I had to laugh when I saw the recent memes doing the rounds regarding the toilet situation in Sochi. I wonder if any of the journalists who have spent the last few days complaining about the less than stellar facilities have ever been to a country where the pressure in the pipes is not really sufficient to handle your squares. I mean that wipes (hehe) out at least half of the world so are these journalists on their first overseas assignment? Have they never been south of the border before?
When The Turk and I first discussed building a home in the Village I questioned the plumbing situation. It is not like I fill the bowl or anything but I need the necessities here people – “will I be able to flush my toilet paper down the toilet?” Yes that is all I want and anyone who has holidayed in Turkey or Greece or, well, many eastern European countries, Asian countries, South American countries (again at least half the world) know “DON’T PUT THE TOILET PAPER DOWN THE TOILET!”.
What I have never understood about the technicalities of Turkish plumbing is the fact that you can drop a rather large kaka in your toilet and it will disappear down the s-bend with no difficulties but god help you if you even placed one square of toilet paper in that same toilet. The little fucker will block up your toilet from now until judgment day.
The Turk tells me I should be thankful that at least my toilet is of the sit down variety because originally the plumber was going to install squat toilets in both the ensuite and main bathroom. Seriously? To quote Roger Murtaugh “I’m getting too old for this shit”. I mean literally my knees would have given out on me by now.
The first night Daughter and I slept in our new home I will tell you I did a kaka and yes I put that toilet paper in the toilet. It was an exciting moment – not the kaka the flushing of the paper. A week or so later I had a telephone call from The Turk back home in Australia, “Jane we have a problem.”

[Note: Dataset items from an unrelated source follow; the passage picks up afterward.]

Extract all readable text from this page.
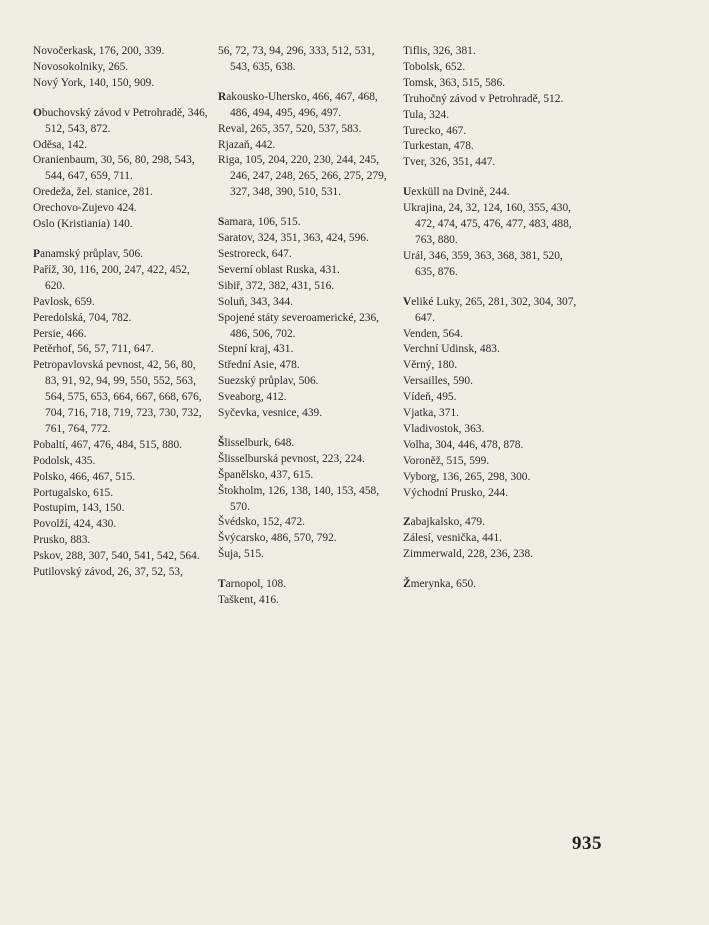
Novočerkask, 176, 200, 339.
Novosokolniky, 265.
Nový York, 140, 150, 909.
Obuchovský závod v Petrohradě, 346, 512, 543, 872.
Oděsa, 142.
Oranienbaum, 30, 56, 80, 298, 543, 544, 647, 659, 711.
Oredeža, žel. stanice, 281.
Orechovo-Zujevo 424.
Oslo (Kristiania) 140.
Panamský průplav, 506.
Paříž, 30, 116, 200, 247, 422, 452, 620.
Pavlosk, 659.
Peredolská, 704, 782.
Persie, 466.
Petěrhof, 56, 57, 711, 647.
Petropavlovská pevnost, 42, 56, 80, 83, 91, 92, 94, 99, 550, 552, 563, 564, 575, 653, 664, 667, 668, 676, 704, 716, 718, 719, 723, 730, 732, 761, 764, 772.
Pobaltí, 467, 476, 484, 515, 880.
Podolsk, 435.
Polsko, 466, 467, 515.
Portugalsko, 615.
Postupim, 143, 150.
Povolží, 424, 430.
Prusko, 883.
Pskov, 288, 307, 540, 541, 542, 564.
Putilovský závod, 26, 37, 52, 53,
56, 72, 73, 94, 296, 333, 512, 531, 543, 635, 638.
Rakousko-Uhersko, 466, 467, 468, 486, 494, 495, 496, 497.
Reval, 265, 357, 520, 537, 583.
Rjazaň, 442.
Riga, 105, 204, 220, 230, 244, 245, 246, 247, 248, 265, 266, 275, 279, 327, 348, 390, 510, 531.
Samara, 106, 515.
Saratov, 324, 351, 363, 424, 596.
Sestroreck, 647.
Severní oblast Ruska, 431.
Sibiř, 372, 382, 431, 516.
Soluň, 343, 344.
Spojené státy severoamerické, 236, 486, 506, 702.
Stepní kraj, 431.
Střední Asie, 478.
Suezský průplav, 506.
Sveaborg, 412.
Syčevka, vesnice, 439.
Šlisselburk, 648.
Šlisselburská pevnost, 223, 224.
Španělsko, 437, 615.
Štokholm, 126, 138, 140, 153, 458, 570.
Švédsko, 152, 472.
Švýcarsko, 486, 570, 792.
Šuja, 515.
Tarnopol, 108.
Taškent, 416.
Tiflis, 326, 381.
Tobolsk, 652.
Tomsk, 363, 515, 586.
Truhočný závod v Petrohradě, 512.
Tula, 324.
Turecko, 467.
Turkestan, 478.
Tver, 326, 351, 447.
Uexküll na Dvině, 244.
Ukrajina, 24, 32, 124, 160, 355, 430, 472, 474, 475, 476, 477, 483, 488, 763, 880.
Urál, 346, 359, 363, 368, 381, 520, 635, 876.
Veliké Luky, 265, 281, 302, 304, 307, 647.
Venden, 564.
Verchní Udinsk, 483.
Věrný, 180.
Versailles, 590.
Vídeň, 495.
Vjatka, 371.
Vladivostok, 363.
Volha, 304, 446, 478, 878.
Voroněž, 515, 599.
Vyborg, 136, 265, 298, 300.
Východní Prusko, 244.
Zabajkalsko, 479.
Zálesí, vesnička, 441.
Zimmerwald, 228, 236, 238.
Žmerynka, 650.
935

“Huh?” Picture the total confusion in my voice and on my face. Thankfully we were not circling the moon at the time.
“You blocked up the toilet!”
“Me? No! It works fine.” And it did because I had been flushing paper down it all week.
“Darling no paper down the toilet!”
“But . . . but . . . you said it would be fine. I don’t understand.”
I really didn’t understand but what I subsequently found out that my brother in law (who had been parking his car in our basement at the time) had to call the plumber practically on a daily basis to have our pipes cleaned out as there was an overflow of excrement in the basement that was flowing towards his precious car. He was too scared (read that as too embarrassed) to tell us so kept paying for the plumber himself!
Five months down the track and I have been conditioned to placing my toilet paper in the bin provided. I hate it of course. It is so unhygienic. I have to scrub my hands like Meredith Grey going into lifesaving surgery after I clean that bin out and then there is the walk of shame to contend with. What is the walk of shame you wonder? It is not enough that you have to take your garbage down the street and around the corner to the large industrial bins for collection but when you know you are walking down the street carrying your used toilet paper or other sanitary items and then are stopped by a random on the street with a merry “Gunaydin”, honestly, I just want to die!